“Oh my threshed and winnowed one…”
–Isaiah 21:10
The rice harvesting season began during my last week in Bali. Each day from the yoga shala, I’d watch the women make their way into the yellowing field. With slow, heavy movements, they’d strike the gathered stalks against the rice collector, the rattle of loosening grains marking the rhythm of their work.
I’d spent nearly a month in that field, practicing the asanas, mudras, and meditations meant to strengthen and restore my weary body and soul. Still, I had insomnia, and my back ached the entire time I was there. During mealtime conversations, a single phrase would continually betray my lingering loneliness and confusion: “I don’t know why I’m here.”
Of course, none of the strangers around me had the answer.

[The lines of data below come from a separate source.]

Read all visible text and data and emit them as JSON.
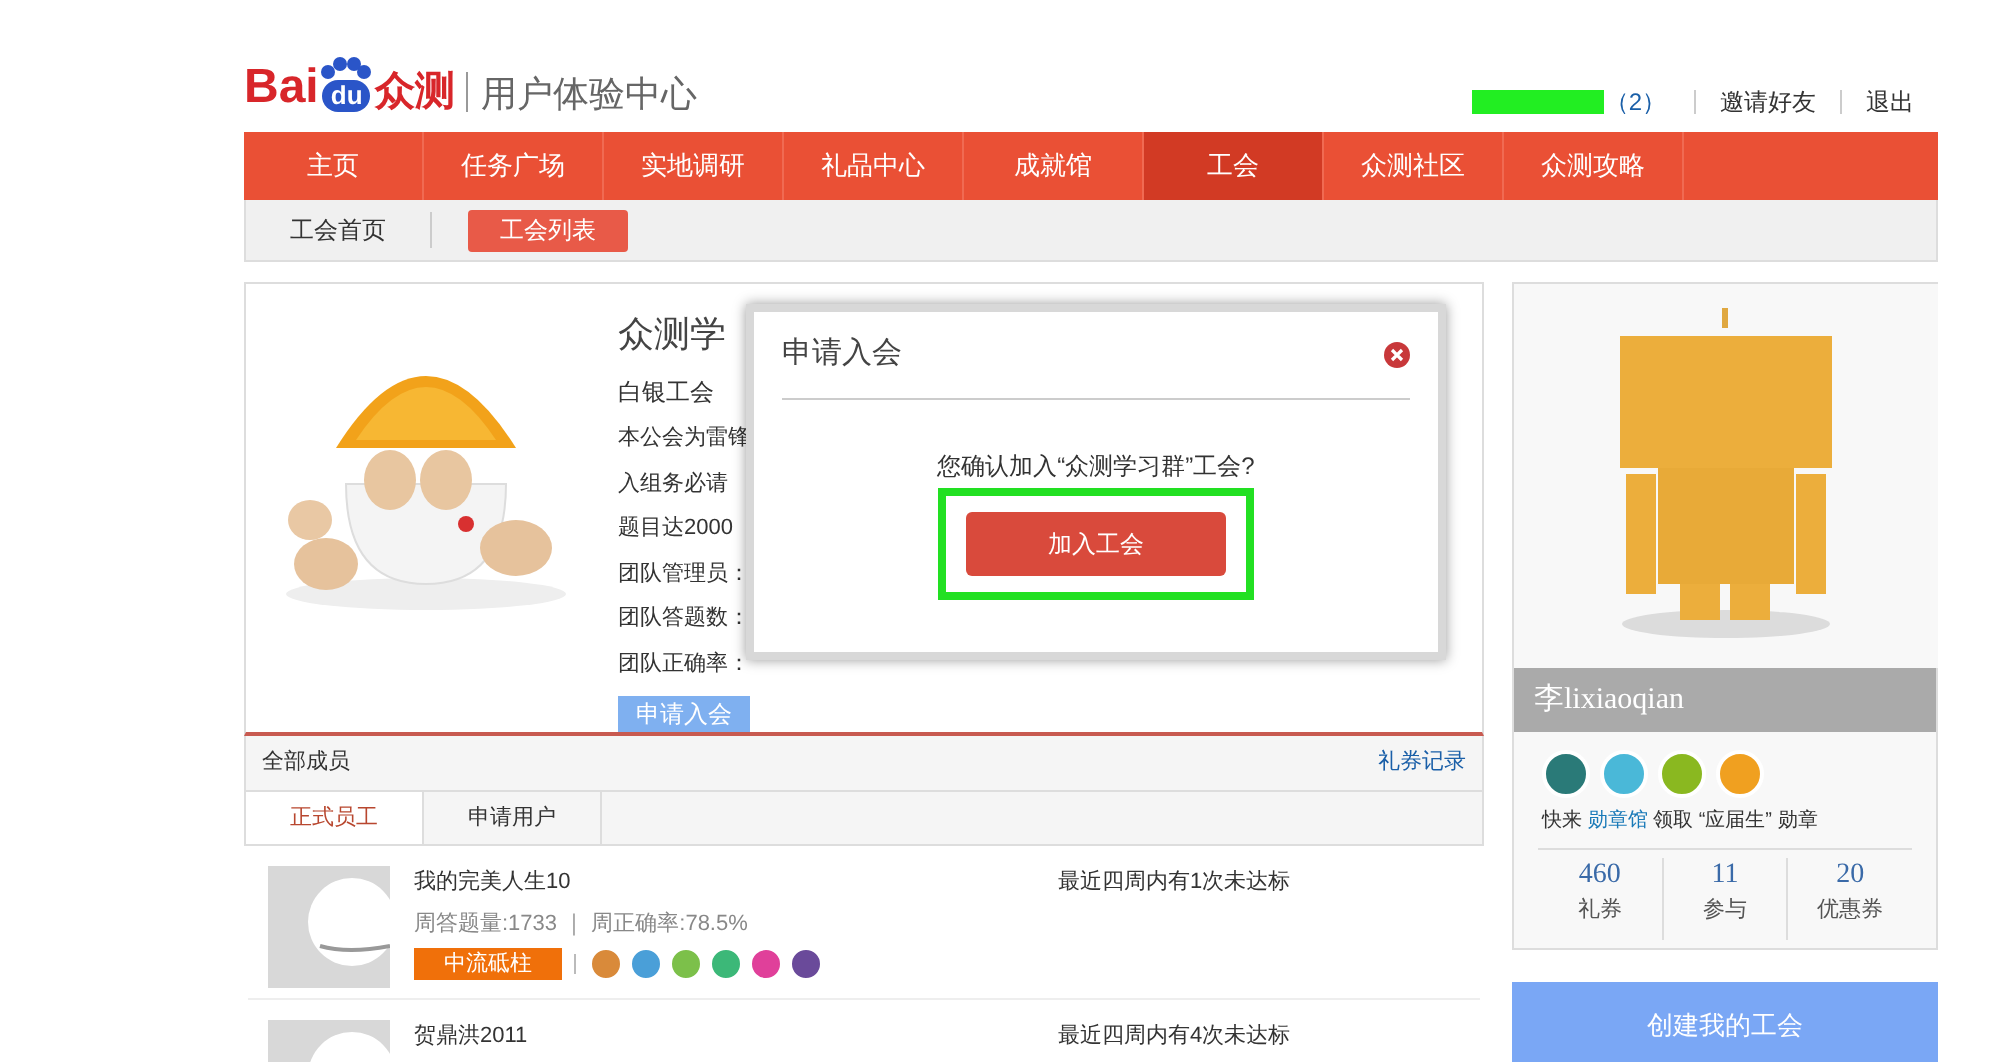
{
  "header": {
    "logo": {
      "left": "Bai",
      "middle": "du",
      "right": "众测"
    },
    "site_title": "用户体验中心",
    "user": {
      "message_count": "（2）"
    },
    "links": [
      "邀请好友",
      "退出"
    ]
  },
  "nav": [
    {
      "label": "主页",
      "selected": false
    },
    {
      "label": "任务广场",
      "selected": false
    },
    {
      "label": "实地调研",
      "selected": false
    },
    {
      "label": "礼品中心",
      "selected": false
    },
    {
      "label": "成就馆",
      "selected": false
    },
    {
      "label": "工会",
      "selected": true
    },
    {
      "label": "众测社区",
      "selected": false
    },
    {
      "label": "众测攻略",
      "selected": false
    }
  ],
  "subnav": [
    {
      "label": "工会首页",
      "selected": false
    },
    {
      "label": "工会列表",
      "selected": true
    }
  ],
  "guild": {
    "name": "众测学",
    "level": "白银工会",
    "lines": [
      "本公会为雷锋",
      "入组务必请",
      "题目达2000",
      "团队管理员：",
      "团队答题数：",
      "团队正确率："
    ],
    "apply_button": "申请入会"
  },
  "dialog": {
    "title": "申请入会",
    "message": "您确认加入“众测学习群”工会?",
    "confirm_button": "加入工会"
  },
  "members": {
    "title": "全部成员",
    "link": "礼券记录",
    "tabs": [
      {
        "label": "正式员工",
        "selected": true
      },
      {
        "label": "申请用户",
        "selected": false
      }
    ],
    "rows": [
      {
        "name": "我的完美人生10",
        "stats": "周答题量:1733 ｜ 周正确率:78.5%",
        "rank": "中流砥柱",
        "badges": [
          {
            "color": "#d98a3a"
          },
          {
            "color": "#4a9fd8"
          },
          {
            "color": "#7cc04a"
          },
          {
            "color": "#3cb878"
          },
          {
            "color": "#e0409a"
          },
          {
            "color": "#6a4a9a"
          }
        ],
        "status": "最近四周内有1次未达标"
      },
      {
        "name": "贺鼎洪2011",
        "status": "最近四周内有4次未达标"
      }
    ]
  },
  "profile": {
    "name": "李lixiaoqian",
    "badges": [
      {
        "color": "#2a7a78"
      },
      {
        "color": "#4ab8d8"
      },
      {
        "color": "#8ab820"
      },
      {
        "color": "#f0a020"
      }
    ],
    "hint_before": "快来",
    "hint_link": "勋章馆",
    "hint_after": "领取 “应届生” 勋章",
    "stats": [
      {
        "value": "460",
        "label": "礼券"
      },
      {
        "value": "11",
        "label": "参与"
      },
      {
        "value": "20",
        "label": "优惠券"
      }
    ],
    "create_button": "创建我的工会"
  }
}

One day, I tried to capture the majestic movements of the rice workers on camera. But as the shutter began to click, one of the women glanced up at me, with a quiet, questioning look, and a profound irony came into relief: Here I was, trying to “find” myself, on an island I couldn’t even point to on a map. Why had I thought I required anything more than a mirror?
Three years later, I can’t quite make sense of that time I spent in Bali. I only know that the island was gracious with me, allowing me to gaze at its ripened landscape, to be rocked by its gentle rhythms, to be comforted by the unwavering presence of its people; to find answers in the silence between the blows.